江戸時代後期の文化・文政時代より、納豆の食文化は通年化してきたといわれています。江戸時代中期から幕末まで、ほぼ毎年刊行されていた『誹風柳多留』(はいふうやなぎだる)においても、納豆に関わる川柳はいくつもありました。岡田甫『誹風柳多留全集・索引編』(1984年・三省堂)においても、以下のような川柳が紹介されています。
納豆のあとからばつたばたとくる
(納豆売りのあとから、朝の物売りたちがやってくる)
しまったり親父納豆買って居る
(朝帰りをした息子がすでに納豆を買っていた父親の姿に慌てている様子)
もちろん、納豆の食文化は現代でも定着しています。日本人の食生活に最も親しみのある食材のひとつであり、納豆にまつわるユニークな発想もいろいろ考えられるのではないでしょうか。
そこで全国納豆協同組合連合会は、今年も皆様から納豆にまつわる川柳を募集しました。
幅広い年代の方々から、2,404作品のご応募をいただきました。たくさんのご応募ありがとうございました。
厳選なる審査の結果、次の3点が優秀賞に決まりました。
選出は全国納豆協同組合連合会と筑波大学大学院人文社会科学研究科 文芸・言語専攻 准教授 石塚修先生によって行われました。
今回は応募総数2,404作品というたくさんの応募がありました。どの作品も皆さんの納豆への期待と関心の高さが川柳を通してひしひしと伝わる力作ばかりでなかなか選定に頭を悩ませました。
川柳は世態風俗にちょっとした風刺を込めるという点で、納豆にたとえますと薬味やタレといった部分に工夫が求められる文芸だと思います。「納豆」=「糸」・「ねばり」という連想の川柳が多く見られましたけれども、これではどうしても他の応募作品と似通ってしまい個性が出ません。今回選定した3作品は、いずれもそうした連想を越えている作品として評価しました。
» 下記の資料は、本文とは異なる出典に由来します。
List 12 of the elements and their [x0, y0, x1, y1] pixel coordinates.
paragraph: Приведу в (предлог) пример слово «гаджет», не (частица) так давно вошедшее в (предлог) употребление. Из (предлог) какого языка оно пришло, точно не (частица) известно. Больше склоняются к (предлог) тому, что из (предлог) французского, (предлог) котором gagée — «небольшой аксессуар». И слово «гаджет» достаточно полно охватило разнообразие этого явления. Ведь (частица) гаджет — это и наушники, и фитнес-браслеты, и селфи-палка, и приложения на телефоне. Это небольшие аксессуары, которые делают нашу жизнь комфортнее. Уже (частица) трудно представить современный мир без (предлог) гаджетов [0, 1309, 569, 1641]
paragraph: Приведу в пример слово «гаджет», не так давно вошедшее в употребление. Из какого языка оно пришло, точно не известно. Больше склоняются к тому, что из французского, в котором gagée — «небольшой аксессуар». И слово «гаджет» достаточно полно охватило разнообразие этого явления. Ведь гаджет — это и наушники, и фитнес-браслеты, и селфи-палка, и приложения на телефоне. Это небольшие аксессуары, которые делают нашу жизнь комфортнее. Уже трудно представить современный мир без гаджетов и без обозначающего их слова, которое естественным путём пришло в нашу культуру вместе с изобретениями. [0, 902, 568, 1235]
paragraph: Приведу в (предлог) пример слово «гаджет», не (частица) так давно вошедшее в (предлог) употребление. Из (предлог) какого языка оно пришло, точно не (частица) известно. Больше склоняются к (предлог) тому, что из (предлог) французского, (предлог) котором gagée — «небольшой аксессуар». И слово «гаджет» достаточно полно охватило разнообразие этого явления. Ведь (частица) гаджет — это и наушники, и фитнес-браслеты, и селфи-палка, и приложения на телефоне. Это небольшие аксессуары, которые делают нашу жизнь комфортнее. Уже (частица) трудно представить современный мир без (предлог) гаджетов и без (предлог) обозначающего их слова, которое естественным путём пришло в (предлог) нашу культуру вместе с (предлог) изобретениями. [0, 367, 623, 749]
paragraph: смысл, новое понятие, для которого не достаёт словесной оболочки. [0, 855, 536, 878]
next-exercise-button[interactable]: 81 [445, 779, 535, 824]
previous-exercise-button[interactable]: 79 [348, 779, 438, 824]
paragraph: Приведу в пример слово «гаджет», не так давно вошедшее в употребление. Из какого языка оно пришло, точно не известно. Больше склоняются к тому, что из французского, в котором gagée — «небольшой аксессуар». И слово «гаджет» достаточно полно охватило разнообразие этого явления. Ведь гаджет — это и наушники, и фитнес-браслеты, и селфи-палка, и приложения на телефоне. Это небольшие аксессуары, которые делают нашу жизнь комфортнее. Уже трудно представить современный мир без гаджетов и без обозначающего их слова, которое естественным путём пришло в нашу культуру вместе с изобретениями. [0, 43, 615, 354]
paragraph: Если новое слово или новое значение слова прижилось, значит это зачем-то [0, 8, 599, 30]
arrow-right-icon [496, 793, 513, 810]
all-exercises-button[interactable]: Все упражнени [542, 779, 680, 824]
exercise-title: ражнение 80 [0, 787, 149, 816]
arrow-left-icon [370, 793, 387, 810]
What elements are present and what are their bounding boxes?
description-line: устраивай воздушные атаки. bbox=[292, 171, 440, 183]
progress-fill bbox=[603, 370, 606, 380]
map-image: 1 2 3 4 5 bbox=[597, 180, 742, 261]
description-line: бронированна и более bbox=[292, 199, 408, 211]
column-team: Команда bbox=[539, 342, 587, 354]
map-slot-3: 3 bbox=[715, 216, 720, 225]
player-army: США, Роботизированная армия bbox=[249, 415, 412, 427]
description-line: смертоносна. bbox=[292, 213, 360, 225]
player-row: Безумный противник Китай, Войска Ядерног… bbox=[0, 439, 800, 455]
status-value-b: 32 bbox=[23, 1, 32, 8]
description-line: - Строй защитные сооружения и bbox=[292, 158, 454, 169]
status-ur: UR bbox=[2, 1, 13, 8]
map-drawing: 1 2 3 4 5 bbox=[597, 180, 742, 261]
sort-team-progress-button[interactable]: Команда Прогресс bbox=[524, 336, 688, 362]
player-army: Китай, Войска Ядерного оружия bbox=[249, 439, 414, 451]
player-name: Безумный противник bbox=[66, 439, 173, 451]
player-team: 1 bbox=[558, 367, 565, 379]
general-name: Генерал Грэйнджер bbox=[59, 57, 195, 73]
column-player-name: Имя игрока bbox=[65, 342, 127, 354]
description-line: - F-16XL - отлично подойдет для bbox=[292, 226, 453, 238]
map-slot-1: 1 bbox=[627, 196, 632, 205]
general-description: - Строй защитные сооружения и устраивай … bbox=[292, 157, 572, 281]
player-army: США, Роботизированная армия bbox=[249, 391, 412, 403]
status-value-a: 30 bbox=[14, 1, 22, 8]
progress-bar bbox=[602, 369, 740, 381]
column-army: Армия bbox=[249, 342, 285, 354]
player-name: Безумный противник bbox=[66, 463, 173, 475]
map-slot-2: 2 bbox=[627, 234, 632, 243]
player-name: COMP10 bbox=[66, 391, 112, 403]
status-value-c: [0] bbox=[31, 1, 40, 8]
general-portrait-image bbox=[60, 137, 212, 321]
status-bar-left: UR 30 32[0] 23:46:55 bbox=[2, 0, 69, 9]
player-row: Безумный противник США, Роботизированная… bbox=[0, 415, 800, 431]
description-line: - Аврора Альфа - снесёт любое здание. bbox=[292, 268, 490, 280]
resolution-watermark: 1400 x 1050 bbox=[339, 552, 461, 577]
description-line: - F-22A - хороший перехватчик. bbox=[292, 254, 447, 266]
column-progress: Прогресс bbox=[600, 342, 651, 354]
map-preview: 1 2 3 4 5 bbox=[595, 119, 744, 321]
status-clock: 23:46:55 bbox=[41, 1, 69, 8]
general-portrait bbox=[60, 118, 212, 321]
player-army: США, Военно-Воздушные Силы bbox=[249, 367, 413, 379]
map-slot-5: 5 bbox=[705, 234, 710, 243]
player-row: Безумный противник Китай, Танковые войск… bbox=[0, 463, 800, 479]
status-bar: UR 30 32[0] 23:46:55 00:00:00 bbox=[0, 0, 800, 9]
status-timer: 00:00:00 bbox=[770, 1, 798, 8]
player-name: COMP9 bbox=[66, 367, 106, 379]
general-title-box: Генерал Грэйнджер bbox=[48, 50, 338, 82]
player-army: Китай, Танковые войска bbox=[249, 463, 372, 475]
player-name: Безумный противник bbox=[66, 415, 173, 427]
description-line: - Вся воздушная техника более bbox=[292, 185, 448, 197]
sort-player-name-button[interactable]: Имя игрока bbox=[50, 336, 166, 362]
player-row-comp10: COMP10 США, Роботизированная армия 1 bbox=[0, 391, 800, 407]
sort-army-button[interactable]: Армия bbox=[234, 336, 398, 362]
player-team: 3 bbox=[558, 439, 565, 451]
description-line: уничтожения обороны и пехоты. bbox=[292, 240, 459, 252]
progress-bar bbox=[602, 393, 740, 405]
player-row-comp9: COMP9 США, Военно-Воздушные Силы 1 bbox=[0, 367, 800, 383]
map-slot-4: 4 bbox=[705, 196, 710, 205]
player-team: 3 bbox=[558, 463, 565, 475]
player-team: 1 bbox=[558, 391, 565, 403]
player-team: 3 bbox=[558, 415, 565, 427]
ただし、だからといって納豆という語を全く出さないで勝手な連想をめぐらせても何のことか分かりません。たとえばただ「かきまぜる」と言っても、かきまぜるのは納豆に限ったわけではないので、その1句だけで一つの事情や景物が浮かぶように作っていただけたらよろしいかと思います。
1句目はおそらく大人の口癖が移ったおしゃまな子どもさんの姿が目に浮かぴます。ひょっとすると所帯の切り盛りのなかで「お肉が食べたい」という我が子に「健康には納豆なのよ」と言い聞かせたりしているのでしょうか。または毎日の食卓で「健康には納豆」と口癖のように同居のお年寄りが言っているのでしょうか。ほほえましい家族の光景が向こうに見える楽しい句だと思います。
2句目には、まさに日本の食文化の代表選手である納豆がなんとも恋しくてたまらないという気持ちがあふれています。私の知人にもカナダにまで納豆菌を持参して自家製納豆を作っている方がいます。やはり食い気が第一となる単身での海外赴任の苦労がとてもよく描かれていてサラリーマン川柳を彷彿とします。
3句目は、草食系男子といわれる時代にやはりがっつりと食べる男を選んだという句ですね。しかも納豆ご飯をかきこむ、そのワイルドさに惚れたというわけです。健康やたくましいという語を使わずにその雰囲気を出されているのがすばらしいです。